At the top of Tower Hill.... |
We walked each of Tower Hill’s gardens and savored them. We sat in Adirondack chairs overlooking the
reservoir. We hiked to the peak of the
eponymous hill to see scenery little changed by time. It was a picture-perfect morning.
Yesterday (June 3), we made the 55-mile drive to Crane Beach
in Ipswich. In my opinion, this is the crown jewel of
the Trustees of Reservation; it had opened only a week earlier, and only on
an ‘experimental basis’. On-line tickets
were snapped up in a few hours.
So much beach, so few people... |
We know Crane Beach intimately. Its four miles of fully-protected and undeveloped,
white-sand beach backed by dunes is a treasure.
Also, as retirees with a highly flexible schedule, we can go when the
crowds aren’t there. But nothing
prepared us for the sight of the beach on a perfect, 75-degree day with only sparse
family groups on the ‘lifeguard’ section of the beach, and only the occasional walker
along the other 95 percent of the coastline.

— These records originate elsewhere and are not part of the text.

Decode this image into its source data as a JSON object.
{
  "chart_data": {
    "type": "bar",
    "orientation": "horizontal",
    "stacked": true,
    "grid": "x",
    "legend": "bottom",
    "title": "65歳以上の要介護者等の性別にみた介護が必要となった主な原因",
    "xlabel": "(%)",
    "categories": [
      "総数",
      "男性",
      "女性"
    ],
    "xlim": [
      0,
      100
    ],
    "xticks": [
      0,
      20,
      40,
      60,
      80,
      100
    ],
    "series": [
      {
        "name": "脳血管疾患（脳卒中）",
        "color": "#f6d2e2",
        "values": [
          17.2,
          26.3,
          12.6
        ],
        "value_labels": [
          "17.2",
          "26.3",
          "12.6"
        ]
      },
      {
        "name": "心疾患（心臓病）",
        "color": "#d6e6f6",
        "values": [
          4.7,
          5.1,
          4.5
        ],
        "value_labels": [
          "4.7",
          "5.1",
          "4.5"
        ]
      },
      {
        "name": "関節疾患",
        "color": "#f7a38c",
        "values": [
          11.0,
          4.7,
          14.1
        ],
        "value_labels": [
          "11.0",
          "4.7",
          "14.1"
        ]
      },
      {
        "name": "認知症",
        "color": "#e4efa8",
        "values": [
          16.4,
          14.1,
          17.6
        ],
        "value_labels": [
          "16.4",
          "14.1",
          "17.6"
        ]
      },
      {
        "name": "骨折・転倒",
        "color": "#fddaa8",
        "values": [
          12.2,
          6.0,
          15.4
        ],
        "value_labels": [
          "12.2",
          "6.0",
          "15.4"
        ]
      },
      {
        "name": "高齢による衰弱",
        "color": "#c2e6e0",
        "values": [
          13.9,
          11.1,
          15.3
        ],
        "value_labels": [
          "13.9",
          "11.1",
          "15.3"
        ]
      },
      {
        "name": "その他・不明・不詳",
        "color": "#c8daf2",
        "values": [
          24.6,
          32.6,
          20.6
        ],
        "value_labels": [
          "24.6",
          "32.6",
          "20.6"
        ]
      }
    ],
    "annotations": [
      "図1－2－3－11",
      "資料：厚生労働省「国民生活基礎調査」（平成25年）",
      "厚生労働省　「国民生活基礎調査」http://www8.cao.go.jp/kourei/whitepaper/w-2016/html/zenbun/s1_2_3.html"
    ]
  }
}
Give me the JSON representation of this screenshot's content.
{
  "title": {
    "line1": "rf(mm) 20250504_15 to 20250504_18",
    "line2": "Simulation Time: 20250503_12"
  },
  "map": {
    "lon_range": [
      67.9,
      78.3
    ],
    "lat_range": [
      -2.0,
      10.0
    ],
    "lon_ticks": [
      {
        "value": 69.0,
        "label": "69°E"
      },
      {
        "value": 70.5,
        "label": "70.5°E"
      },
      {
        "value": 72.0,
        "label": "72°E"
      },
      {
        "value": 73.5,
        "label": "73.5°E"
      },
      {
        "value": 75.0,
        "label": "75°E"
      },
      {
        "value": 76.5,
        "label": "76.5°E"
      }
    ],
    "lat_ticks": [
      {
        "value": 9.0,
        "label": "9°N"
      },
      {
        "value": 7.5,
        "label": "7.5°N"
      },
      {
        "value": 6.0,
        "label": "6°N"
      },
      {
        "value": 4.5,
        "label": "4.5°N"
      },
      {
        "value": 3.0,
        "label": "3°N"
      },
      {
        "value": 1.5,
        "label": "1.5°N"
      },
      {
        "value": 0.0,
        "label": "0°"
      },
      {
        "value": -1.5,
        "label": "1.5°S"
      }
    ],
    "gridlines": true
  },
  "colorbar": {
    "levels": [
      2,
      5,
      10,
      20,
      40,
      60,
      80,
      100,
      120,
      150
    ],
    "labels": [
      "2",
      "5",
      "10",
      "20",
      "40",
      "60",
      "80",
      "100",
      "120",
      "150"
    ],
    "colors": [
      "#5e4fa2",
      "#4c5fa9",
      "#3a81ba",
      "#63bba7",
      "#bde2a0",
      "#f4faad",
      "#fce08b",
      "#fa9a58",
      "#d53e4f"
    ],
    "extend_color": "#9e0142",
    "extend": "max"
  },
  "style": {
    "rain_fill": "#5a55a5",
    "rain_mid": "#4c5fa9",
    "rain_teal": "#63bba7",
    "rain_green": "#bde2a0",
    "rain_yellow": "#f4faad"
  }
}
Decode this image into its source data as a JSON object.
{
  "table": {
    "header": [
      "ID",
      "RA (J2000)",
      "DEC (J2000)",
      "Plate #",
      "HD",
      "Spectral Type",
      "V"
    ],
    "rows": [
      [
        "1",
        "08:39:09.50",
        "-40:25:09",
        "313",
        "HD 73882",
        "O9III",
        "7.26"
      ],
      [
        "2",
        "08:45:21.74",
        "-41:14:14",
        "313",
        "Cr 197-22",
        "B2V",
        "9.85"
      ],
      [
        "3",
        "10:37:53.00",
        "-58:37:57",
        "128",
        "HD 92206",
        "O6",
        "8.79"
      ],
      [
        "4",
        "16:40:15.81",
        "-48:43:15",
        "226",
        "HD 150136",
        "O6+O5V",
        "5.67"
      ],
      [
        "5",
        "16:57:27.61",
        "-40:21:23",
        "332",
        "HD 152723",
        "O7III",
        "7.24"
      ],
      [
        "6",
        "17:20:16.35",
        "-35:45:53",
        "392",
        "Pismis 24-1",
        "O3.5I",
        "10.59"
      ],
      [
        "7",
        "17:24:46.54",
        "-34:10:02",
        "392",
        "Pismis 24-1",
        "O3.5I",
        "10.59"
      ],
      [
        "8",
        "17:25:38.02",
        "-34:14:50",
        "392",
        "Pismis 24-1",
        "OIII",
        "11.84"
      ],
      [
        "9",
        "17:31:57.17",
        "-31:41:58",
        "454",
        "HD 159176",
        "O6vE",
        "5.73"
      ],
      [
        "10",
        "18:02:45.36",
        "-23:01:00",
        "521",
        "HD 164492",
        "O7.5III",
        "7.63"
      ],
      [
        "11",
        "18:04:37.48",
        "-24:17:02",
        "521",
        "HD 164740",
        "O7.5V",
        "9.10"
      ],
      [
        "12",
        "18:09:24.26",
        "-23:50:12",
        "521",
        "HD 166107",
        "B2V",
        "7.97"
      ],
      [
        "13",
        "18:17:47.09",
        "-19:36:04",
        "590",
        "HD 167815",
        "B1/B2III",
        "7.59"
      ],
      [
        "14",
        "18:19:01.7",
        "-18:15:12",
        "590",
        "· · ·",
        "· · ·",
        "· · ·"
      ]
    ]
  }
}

The endangered piping plovers that call the dune home were the lone
competition to the sound of the ocean.
Warnings amid the dunes |
We stayed two hours (our ticket was good for all day, so there
are definitely kinks to be worked out in the reservation process) and left
tired but rejuvenated. Of course, being
so close, we also ticked off two more ‘to do’ items on our post-pandemic bucket
list: fried clams and onion rings at J.T. Farnham’s, and homemade ice cream at White
Farms.
Our next outing will be to the Coastal Maine Botanical
Garden. But that’s a story for another time.